ATHM: In your opinion, how important are the details of this story? I was surprised, but pleasantly surprised to see that the story almost feels like background, or support for a great comedic assault.
MD: It’s important that the story hold together and I try to follow the traditional rules of screenwriting structure. Then I throw in as many jokes as I can, like every single line, because if one fails to work for somebody, I want to get to one that will as quickly as possible.
ATHM: President Wolfman is earning some praise, and it seems more fans are discussing it each day that passes. Tell me how it feels to use a very unorthodox approach, which in truth is somewhat risky, and see it pay off with viewers?
MD: People really appreciate when something is trying to do be different, even if it’s not their sensibility. My motivation is to inspire other filmmakers to use these techniques to make their own recycled ‘green movies.’ It’s truly a passion for me, and fans respond to passion.
ATHM: You leave the door open to a possible sequel to this picture, but I’d imagine that could be a very, very challenging task given the style of the film. What is the likelihood we actually see a President Wolfman 2 somewhere down the line?
MD: It would have to be live action using real actors, totally betraying the green movie ethic, have a heavy handed script and shot like a “Saw” movie. I’d be fired from the production, then sue to get my name removed from the credits. The movie would flop, leaving my career in ruins. That would be funny.
ATHM: I know you directed a flick called Sex Galaxy a few years back. Did you use the same approach with that picture?
MD: Yes. That was the experiment to see if the technique was even feasible. I had no idea if anyone would tolerate a movie with grainy, faded footage and bad dubbing and bizarre cutaways.

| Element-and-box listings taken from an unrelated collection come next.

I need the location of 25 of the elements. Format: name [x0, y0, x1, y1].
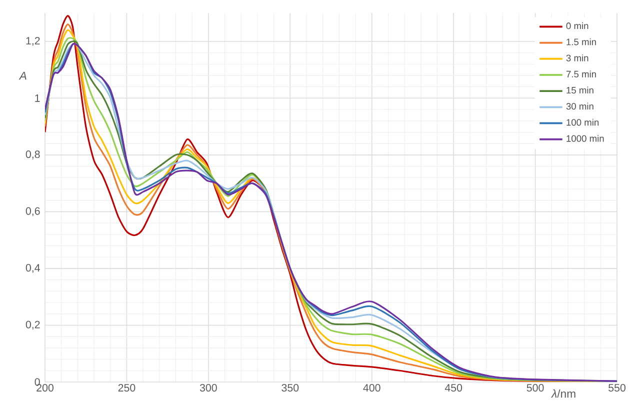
y-tick-label: 0 — [34, 378, 40, 386]
legend-label: 0 min — [566, 22, 588, 30]
y-tick-label: 0,8 — [26, 150, 40, 160]
x-tick-label: 200 — [36, 384, 54, 392]
y-tick-label: 0,6 — [26, 207, 40, 216]
legend-label: 1000 min — [566, 134, 604, 142]
y-tick-label: 0,4 — [26, 264, 40, 273]
x-tick-label: 300 — [200, 384, 217, 392]
y-tick-label: 0,2 — [26, 320, 40, 330]
legend-label: 100 min — [566, 118, 599, 126]
x-tick-label: 500 — [526, 384, 544, 392]
y-tick-label: 1,2 — [26, 36, 40, 46]
legend-label: 30 min — [566, 102, 594, 110]
x-tick-label: 450 — [444, 384, 462, 392]
x-axis-title: λ/nm — [551, 389, 576, 398]
x-tick-label: 250 — [118, 384, 136, 392]
x-tick-label: 400 — [363, 384, 380, 392]
legend-label: 7.5 min — [566, 70, 596, 78]
legend-label: 3 min — [566, 54, 588, 62]
y-tick-label: 1 — [35, 94, 40, 102]
x-tick-label: 350 — [282, 384, 299, 392]
y-axis-title: A — [18, 72, 26, 80]
legend-label: 15 min — [566, 86, 594, 94]
x-tick-label: 550 — [608, 384, 626, 392]
legend-label: 1.5 min — [566, 38, 596, 46]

But it worked well enough for me to continue on.
ATHM: Do you see yourself sticking to this atypical style of filmmaking (which I love, for the record!), or will we see something a bit more… standard down the line?
MD: I have a new ‘green movie’ in the works that I’m very excited about. It’s going to be bigger, better and more outrageous then the last two combined!
ATHM: Before you go let me completely change directions and ask you to give me your three favorite films of all time.
MD: Faster Pussycat Kill Kill!, Planet of the Apes, Citizen Kane
ATHM: Thanks for the time, Mike!
MD: Thanks for digging the film. I made it for weirdoes like us!